Les rues de Dakar ont été le théâtre de violentes manifestations qui ont fait 16 morts, selon un bilan actualisé ce dimanche 4 juin 2023. Les partisans d’Ousmane Sonko, un opposant politique, sont descendus dans la rue suite à sa condamnation par la justice, l’empêchant, à priori, ainsi de se présenter à l’élection présidentielle prévue en 2024.

La tension commence à s’apaiser au Sénégal après deux journées marquées par des affrontements. Des heurts ont éclaté entre la police et les manifestants dans les rues de Dakar et d’autres régions du pays, entraînant la perte de 16 vies, selon un bilan mis à jour ce dimanche 4 juin 2023.

Les partisans d’Ousmane Sonko, figure de l’opposition politique, sont descendus dans la rue suite à sa condamnation à deux ans de prison par la justice. Cette décision pourrait le rendre inéligible pour l’élection présidentielle. Alors que la prochaine élection, fixée au 25 février 2024, approche à moins d’un an, elle est déjà au centre de toutes les préoccupations.

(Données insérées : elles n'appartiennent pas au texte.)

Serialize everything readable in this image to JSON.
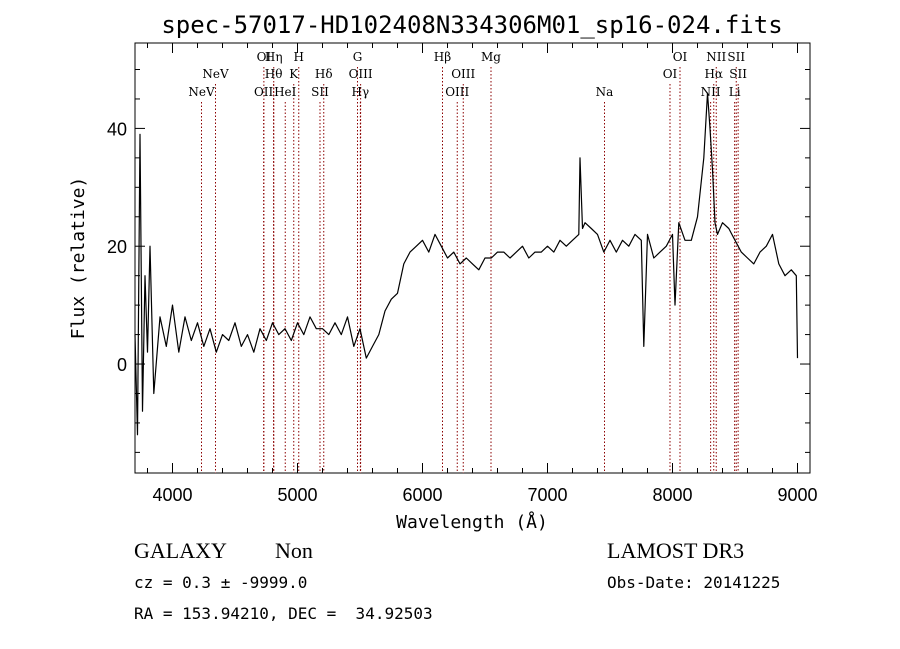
{
  "chart_data": {
    "type": "line",
    "title": "spec-57017-HD102408N334306M01_sp16-024.fits",
    "xlabel": "Wavelength (Å)",
    "ylabel": "Flux (relative)",
    "xlim": [
      3700,
      9100
    ],
    "ylim": [
      -18.5,
      54.5
    ],
    "xticks": [
      4000,
      5000,
      6000,
      7000,
      8000,
      9000
    ],
    "yticks": [
      0,
      20,
      40
    ],
    "grid": false,
    "legend": "none",
    "line_color": "#000000",
    "marker_color": "#8b0000",
    "series": [
      {
        "x": [
          3700,
          3720,
          3740,
          3760,
          3780,
          3800,
          3820,
          3850,
          3900,
          3950,
          4000,
          4050,
          4100,
          4150,
          4200,
          4250,
          4300,
          4350,
          4400,
          4450,
          4500,
          4550,
          4600,
          4650,
          4700,
          4750,
          4800,
          4850,
          4900,
          4950,
          5000,
          5050,
          5100,
          5150,
          5200,
          5250,
          5300,
          5350,
          5400,
          5450,
          5500,
          5550,
          5600,
          5650,
          5700,
          5750,
          5800,
          5850,
          5900,
          5950,
          6000,
          6050,
          6100,
          6150,
          6200,
          6250,
          6300,
          6350,
          6400,
          6450,
          6500,
          6550,
          6600,
          6650,
          6700,
          6750,
          6800,
          6850,
          6900,
          6950,
          7000,
          7050,
          7100,
          7150,
          7200,
          7250,
          7260,
          7280,
          7300,
          7350,
          7400,
          7450,
          7500,
          7550,
          7600,
          7650,
          7700,
          7750,
          7770,
          7800,
          7850,
          7900,
          7950,
          8000,
          8020,
          8050,
          8100,
          8150,
          8200,
          8250,
          8280,
          8300,
          8320,
          8340,
          8360,
          8400,
          8450,
          8500,
          8550,
          8600,
          8650,
          8700,
          8750,
          8800,
          8850,
          8900,
          8950,
          8990,
          9000
        ],
        "y": [
          5,
          -12,
          39,
          -8,
          15,
          2,
          20,
          -5,
          8,
          3,
          10,
          2,
          8,
          4,
          7,
          3,
          6,
          2,
          5,
          4,
          7,
          3,
          5,
          2,
          6,
          4,
          7,
          5,
          6,
          4,
          7,
          5,
          8,
          6,
          6,
          5,
          7,
          5,
          8,
          3,
          6,
          1,
          3,
          5,
          9,
          11,
          12,
          17,
          19,
          20,
          21,
          19,
          22,
          20,
          18,
          19,
          17,
          18,
          17,
          16,
          18,
          18,
          19,
          19,
          18,
          19,
          20,
          18,
          19,
          19,
          20,
          19,
          21,
          20,
          21,
          22,
          35,
          23,
          24,
          23,
          22,
          19,
          21,
          19,
          21,
          20,
          22,
          21,
          3,
          22,
          18,
          19,
          20,
          22,
          10,
          24,
          21,
          21,
          25,
          35,
          46,
          40,
          33,
          24,
          22,
          24,
          23,
          21,
          19,
          18,
          17,
          19,
          20,
          22,
          17,
          15,
          16,
          15,
          1
        ]
      }
    ],
    "line_markers": [
      {
        "label": "NeV",
        "x": 4232,
        "row": 3
      },
      {
        "label": "NeV",
        "x": 4344,
        "row": 2
      },
      {
        "label": "OII",
        "x": 4729,
        "row": 3
      },
      {
        "label": "OI",
        "x": 4731,
        "row": 1
      },
      {
        "label": "Hη",
        "x": 4810,
        "row": 1
      },
      {
        "label": "Hθ",
        "x": 4809,
        "row": 2
      },
      {
        "label": "HeI",
        "x": 4902,
        "row": 3
      },
      {
        "label": "H",
        "x": 5010,
        "row": 1
      },
      {
        "label": "K",
        "x": 4970,
        "row": 2
      },
      {
        "label": "SII",
        "x": 5180,
        "row": 3
      },
      {
        "label": "Hδ",
        "x": 5210,
        "row": 2
      },
      {
        "label": "G",
        "x": 5480,
        "row": 1
      },
      {
        "label": "OIII",
        "x": 5505,
        "row": 2
      },
      {
        "label": "Hγ",
        "x": 5503,
        "row": 3
      },
      {
        "label": "Hβ",
        "x": 6160,
        "row": 1
      },
      {
        "label": "OIII",
        "x": 6326,
        "row": 2
      },
      {
        "label": "OIII",
        "x": 6278,
        "row": 3
      },
      {
        "label": "Mg",
        "x": 6548,
        "row": 1
      },
      {
        "label": "Na",
        "x": 7456,
        "row": 3
      },
      {
        "label": "OI",
        "x": 8060,
        "row": 1
      },
      {
        "label": "OI",
        "x": 7980,
        "row": 2
      },
      {
        "label": "NII",
        "x": 8350,
        "row": 1
      },
      {
        "label": "Hα",
        "x": 8330,
        "row": 2
      },
      {
        "label": "NII",
        "x": 8305,
        "row": 3
      },
      {
        "label": "SII",
        "x": 8510,
        "row": 1
      },
      {
        "label": "SII",
        "x": 8525,
        "row": 2
      },
      {
        "label": "Li",
        "x": 8497,
        "row": 3
      }
    ]
  },
  "info": {
    "object_class": "GALAXY",
    "subclass": "Non",
    "survey": "LAMOST DR3",
    "cz": "cz = 0.3 ± -9999.0",
    "obs_date": "Obs-Date: 20141225",
    "coords": "RA = 153.94210, DEC =  34.92503"
  }
}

Pourquoi les manifestants sont-ils descendus dans la rue ?

La colère des partisans sénégalais d’Ousmane Sonko a été provoquée par une décision judiciaire. Jeudi 1er juin, des manifestations spontanées ont éclaté suite à la condamnation de cet homme politique âgé de 48 ans à une peine de deux ans de prison ferme pour incitation à la « débauche » envers une jeune femme de moins de 21 ans. Il a été acquitté des accusations de viol.

En tant que candidat déclaré pour l’élection présidentielle de 2024, Ousmane Sonko pourrait se voir rendre inéligible par cette décision. Très populaire auprès des jeunes, il dénonce un complot ourdi par le président Macky Sall pour le neutraliser politiquement depuis le début de cette affaire. Ses partisans craignent également son arrestation.

Le ministre de la Justice a déclaré que l’opposant pouvait être arrêté « à tout moment ». Une telle arrestation pourrait raviver le cycle de violences. Ousmane Sonko, qui n’a pas réagi publiquement depuis sa condamnation, affirme être « séquestré » dans sa résidence de Dakar par les forces de sécurité qui empêchent quiconque de s’approcher.

Qui est responsable des violences ?

Dans cette affaire, les deux parties se rejettent mutuellement la responsabilité. Dans un communiqué publié dimanche, le parti de Ousmane Sonko, le Pastef, condamne « la répression meurtrière des forces de défense et de sécurité » et accuse le pouvoir d’utiliser des « milices privées » pour réprimer les civils. Il exhorte toujours les Sénégalais à « se défendre par tous les moyens et à riposter ».

De son côté, le gouvernement dénonce les « actes de vandalisme et de banditisme » perpétrés par les partisans d’Ousmane Sonko, soutenus par des “forces occultes”, des “étrangers” cherchant à “déstabiliser le pays” et à le plonger dans le chaos. Le ministre de l’Intérieur a annoncé samedi avoir procédé à environ 500 arrestations.

Dans un communiqué, la Croix-Rouge a annoncé ce dimanche avoir porté secours à 357 manifestants blessés depuis le début des troubles, dont une femme enceinte, ainsi qu’à 36 membres des forces de défense et de sécurité. Parmi eux, 78 personnes ont été grièvement blessées et ont été évacuées vers des établissements de santé.

Comment évolue la situation ?

Les tensions semblent se calmer. Dimanche, les forces de sécurité étaient moins présentes dans les rues de Dakar. Le ministère de l’Intérieur a signalé une “nette diminution des points de tension et des arrestations”. La vie a repris presque normalement avec la fin de l’interdiction de circulation des deux-roues.

Cependant, le gouvernement a coupé l’accès à Internet sur les téléphones en raison de la diffusion de messages haineux et subversifs, alors que les réseaux sociaux tels que WhatsApp, Facebook ou Twitter étaient déjà inaccessibles.

La menace d’une résurgence des violences plane toujours. Samedi soir, l’un des leaders de la coalition de l’opposition, le maire de Dakar Barthélémy Dias, a appelé le président Macky Sall à s’exprimer et à renoncer à se présenter pour un troisième mandat. Le président entretient le doute quant à sa possible candidature.

Les appels à la retenue et au dialogue se sont multipliés ces deux derniers jours. Les Nations Unies, l’Union africaine et la Communauté économique des États de l’Afrique de l’Ouest (CEDEAO) ont condamné les violences. La France, dans un communiqué, s’est dite “extrêmement préoccupée” par ces violences et a appelé à la retenue et à la résolution de la crise dans le “respect de la longue tradition démocratique du Sénégal”. Des personnalités sénégalaises telles que le chanteur Youssou N’Dour ou le footballeur Sadio Mané ont également appelé au calme.